The Grand Budapest Hotel. I dig it. It’s got the usual fussy-awesome art direction and some technically interesting camera stuff, but what I really liked here: a good heart. Didn’t have much of the rooted dysfunction or cynicism or weariness that made some of his previous movies kind of a drag for me at times. I think I’ll call this my favorite of the Wes Anderson movies I’ve seen.
Midnight in Paris.
That’s what the present is. It’s a little unsatisfying because life is unsatisfying.
I really liked this one. Fun exploration of nostalgia, heroes, joie de vivre, being true to yourself, etc. And I love our hero’s giddy, can’t-believe-his-luck enthusiasm. This might be my favorite Owen Wilson performance ever. There’s a few characters who are only light caricatures for purposes of contrast, but that’s Woody Allen for you. I do love how the elements of scifi/fantasy here are a given, accepted, no explanation required.

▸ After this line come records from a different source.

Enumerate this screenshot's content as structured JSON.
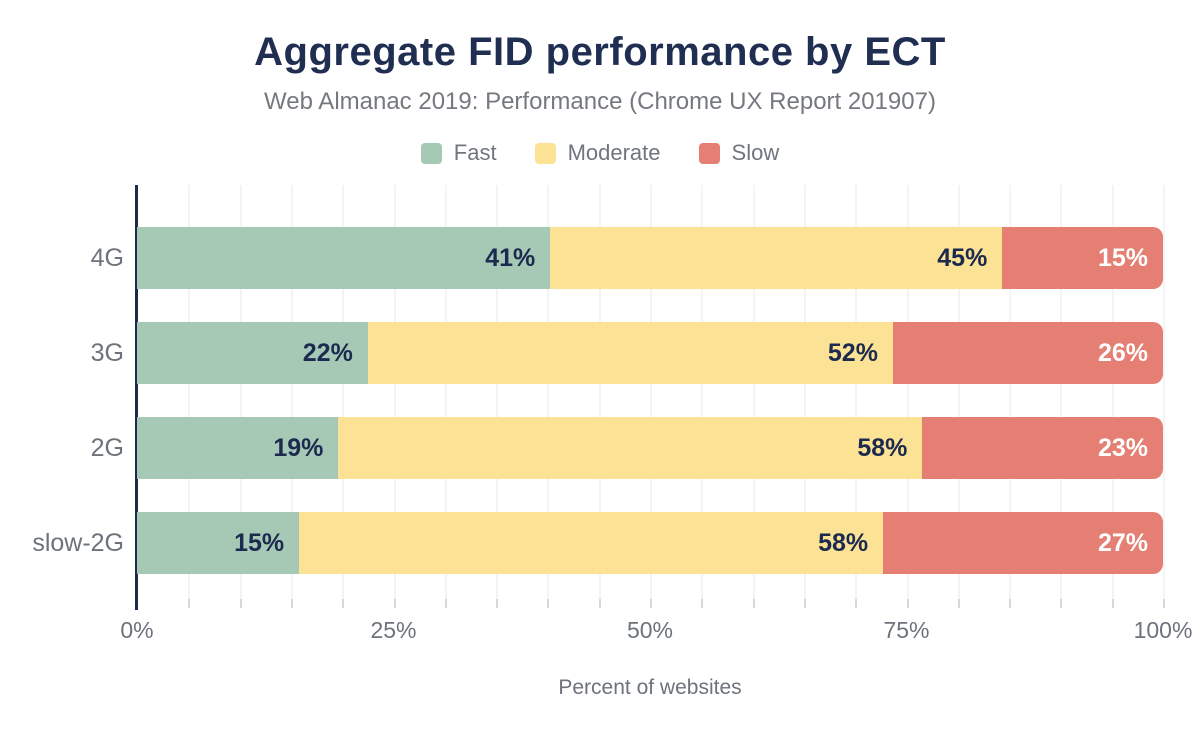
{
  "chart_data": {
    "type": "bar",
    "orientation": "horizontal",
    "stacked": true,
    "title": "Aggregate FID performance by ECT",
    "subtitle": "Web Almanac 2019: Performance (Chrome UX Report 201907)",
    "xlabel": "Percent of websites",
    "categories": [
      "4G",
      "3G",
      "2G",
      "slow-2G"
    ],
    "series": [
      {
        "name": "Fast",
        "color": "#a6c9b6",
        "label_color": "#1b2a4e",
        "values": [
          41,
          22,
          19,
          15
        ]
      },
      {
        "name": "Moderate",
        "color": "#fce294",
        "label_color": "#1b2a4e",
        "values": [
          45,
          52,
          58,
          58
        ]
      },
      {
        "name": "Slow",
        "color": "#e57e73",
        "label_color": "#ffffff",
        "values": [
          15,
          26,
          23,
          27
        ]
      }
    ],
    "value_suffix": "%",
    "xlim": [
      0,
      100
    ],
    "x_ticks": [
      {
        "label": "0%",
        "pos": 0
      },
      {
        "label": "25%",
        "pos": 25
      },
      {
        "label": "50%",
        "pos": 50
      },
      {
        "label": "75%",
        "pos": 75
      },
      {
        "label": "100%",
        "pos": 100
      }
    ],
    "grid_step_percent": 5,
    "legend_position": "top",
    "colors": {
      "title": "#1f2e51",
      "axis_line": "#1c2b49",
      "gridline": "#f4f4f6",
      "tick": "#d6d9dc",
      "text_gray": "#6d737b"
    }
  }
}
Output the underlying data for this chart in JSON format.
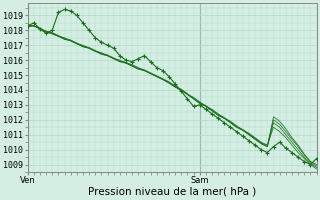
{
  "title": "Pression niveau de la mer( hPa )",
  "ylabel_values": [
    1009,
    1010,
    1011,
    1012,
    1013,
    1014,
    1015,
    1016,
    1017,
    1018,
    1019
  ],
  "ylim": [
    1008.5,
    1019.8
  ],
  "xlim": [
    0,
    47
  ],
  "background_color": "#d4eee4",
  "grid_color": "#b0d8c8",
  "line_color": "#1a6e1a",
  "marker_color": "#1a6e1a",
  "ven_x": 0,
  "sam_x": 28,
  "tick_label_fontsize": 6.0,
  "xlabel_fontsize": 7.5,
  "series": {
    "main": [
      1018.3,
      1018.5,
      1018.1,
      1017.8,
      1018.0,
      1019.2,
      1019.4,
      1019.3,
      1019.0,
      1018.5,
      1018.0,
      1017.5,
      1017.2,
      1017.0,
      1016.8,
      1016.3,
      1016.0,
      1015.9,
      1016.1,
      1016.3,
      1015.9,
      1015.5,
      1015.3,
      1014.9,
      1014.4,
      1013.9,
      1013.4,
      1012.9,
      1013.0,
      1012.7,
      1012.4,
      1012.1,
      1011.8,
      1011.5,
      1011.2,
      1010.9,
      1010.6,
      1010.3,
      1010.0,
      1009.8,
      1010.2,
      1010.5,
      1010.1,
      1009.8,
      1009.5,
      1009.2,
      1009.0,
      1009.4
    ],
    "env1": [
      1018.3,
      1018.3,
      1018.1,
      1017.9,
      1017.8,
      1017.6,
      1017.5,
      1017.3,
      1017.1,
      1017.0,
      1016.8,
      1016.6,
      1016.5,
      1016.3,
      1016.1,
      1016.0,
      1015.8,
      1015.7,
      1015.5,
      1015.3,
      1015.1,
      1014.9,
      1014.7,
      1014.5,
      1014.2,
      1014.0,
      1013.7,
      1013.5,
      1013.2,
      1012.9,
      1012.7,
      1012.4,
      1012.1,
      1011.9,
      1011.6,
      1011.3,
      1011.1,
      1010.8,
      1010.5,
      1010.3,
      1011.5,
      1011.2,
      1010.8,
      1010.3,
      1009.8,
      1009.4,
      1009.0,
      1008.7
    ],
    "env2": [
      1018.3,
      1018.3,
      1018.1,
      1017.9,
      1017.8,
      1017.6,
      1017.4,
      1017.3,
      1017.1,
      1016.9,
      1016.8,
      1016.6,
      1016.4,
      1016.3,
      1016.1,
      1015.9,
      1015.8,
      1015.6,
      1015.4,
      1015.3,
      1015.1,
      1014.9,
      1014.7,
      1014.5,
      1014.2,
      1014.0,
      1013.7,
      1013.4,
      1013.1,
      1012.9,
      1012.6,
      1012.3,
      1012.1,
      1011.8,
      1011.5,
      1011.3,
      1011.0,
      1010.7,
      1010.4,
      1010.2,
      1011.8,
      1011.5,
      1011.0,
      1010.5,
      1010.0,
      1009.5,
      1009.1,
      1008.8
    ],
    "env3": [
      1018.3,
      1018.3,
      1018.15,
      1017.95,
      1017.85,
      1017.65,
      1017.45,
      1017.35,
      1017.15,
      1016.95,
      1016.85,
      1016.65,
      1016.45,
      1016.35,
      1016.15,
      1015.95,
      1015.85,
      1015.65,
      1015.45,
      1015.35,
      1015.15,
      1014.95,
      1014.75,
      1014.55,
      1014.25,
      1014.05,
      1013.75,
      1013.45,
      1013.15,
      1012.95,
      1012.65,
      1012.35,
      1012.15,
      1011.85,
      1011.55,
      1011.35,
      1011.05,
      1010.75,
      1010.45,
      1010.25,
      1012.0,
      1011.7,
      1011.2,
      1010.7,
      1010.2,
      1009.65,
      1009.2,
      1008.9
    ],
    "env4": [
      1018.3,
      1018.3,
      1018.1,
      1017.9,
      1017.75,
      1017.6,
      1017.4,
      1017.3,
      1017.1,
      1016.9,
      1016.8,
      1016.6,
      1016.4,
      1016.3,
      1016.1,
      1015.9,
      1015.8,
      1015.6,
      1015.4,
      1015.3,
      1015.1,
      1014.9,
      1014.7,
      1014.45,
      1014.2,
      1013.95,
      1013.7,
      1013.4,
      1013.1,
      1012.9,
      1012.6,
      1012.3,
      1012.1,
      1011.8,
      1011.5,
      1011.3,
      1011.0,
      1010.7,
      1010.4,
      1010.2,
      1012.2,
      1011.9,
      1011.4,
      1010.8,
      1010.3,
      1009.7,
      1009.2,
      1009.0
    ]
  }
}
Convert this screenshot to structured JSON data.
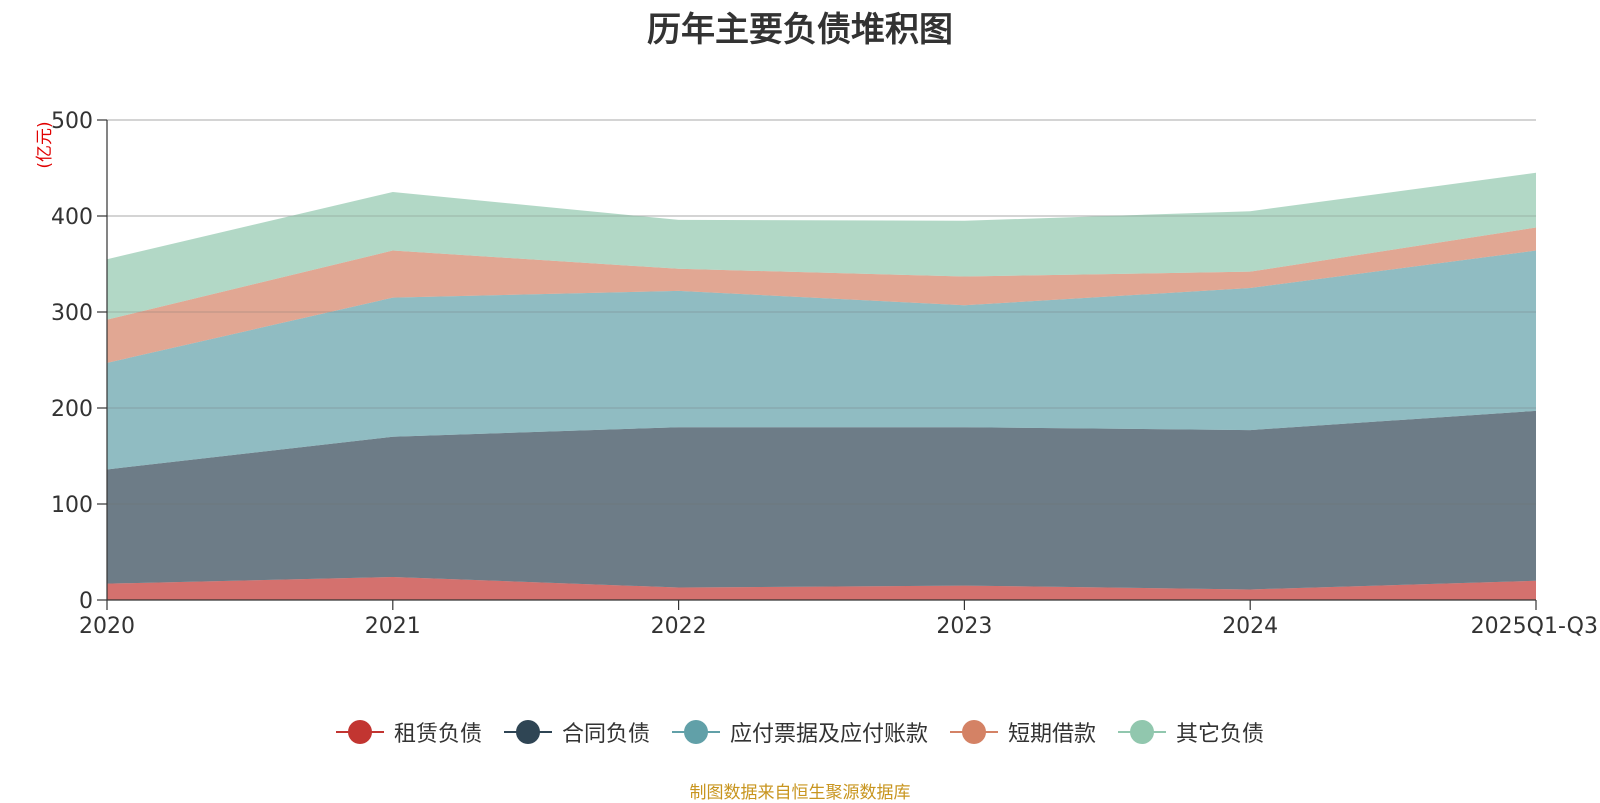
{
  "chart_data": {
    "type": "area",
    "stacked": true,
    "title": "历年主要负债堆积图",
    "ylabel": "(亿元)",
    "xlabel": "",
    "ylim": [
      0,
      500
    ],
    "yticks": [
      0,
      100,
      200,
      300,
      400,
      500
    ],
    "categories": [
      "2020",
      "2021",
      "2022",
      "2023",
      "2024",
      "2025Q1-Q3"
    ],
    "grid": true,
    "legend_position": "bottom",
    "series": [
      {
        "name": "租赁负债",
        "color": "#c23531",
        "values": [
          17,
          24,
          13,
          15,
          11,
          20
        ]
      },
      {
        "name": "合同负债",
        "color": "#2f4554",
        "values": [
          119,
          146,
          167,
          165,
          166,
          177
        ]
      },
      {
        "name": "应付票据及应付账款",
        "color": "#61a0a8",
        "values": [
          111,
          145,
          142,
          127,
          148,
          167
        ]
      },
      {
        "name": "短期借款",
        "color": "#d48265",
        "values": [
          45,
          49,
          23,
          30,
          17,
          24
        ]
      },
      {
        "name": "其它负债",
        "color": "#91c7ae",
        "values": [
          63,
          61,
          51,
          58,
          63,
          57
        ]
      }
    ]
  },
  "source": "制图数据来自恒生聚源数据库"
}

It’s been a while since my last Woody Allen film. My updated rankings, though maybe it’s been too long a time for this to be definitive:
- Annie Hall
- Midnight in Paris
- The Purple Rose of Cairo
- Vicky Cristina Barcelona
- Match Point
Bottle Rocket. Eh. I’d like to see the short film that was the germ of this full-length one. My current Wes Anderson rankings: 1. The Darjeeling Limited 2. The Royal Tenenbaums 3. Bottle Rocket 4. Rushmore. I wonder if I’d like his movies more if I’d seen them as serials? Seems like a more forgiving format for these somewhat aimless stories, but still have some interesting moments sprinkled around.
The Darjeeling Limited. This is the first Wes Anderson I’ve ever seen. I liked it, but didn’t fall in love with it. Strange feeling to have such a wandering, aimless plot captured with such anal precision.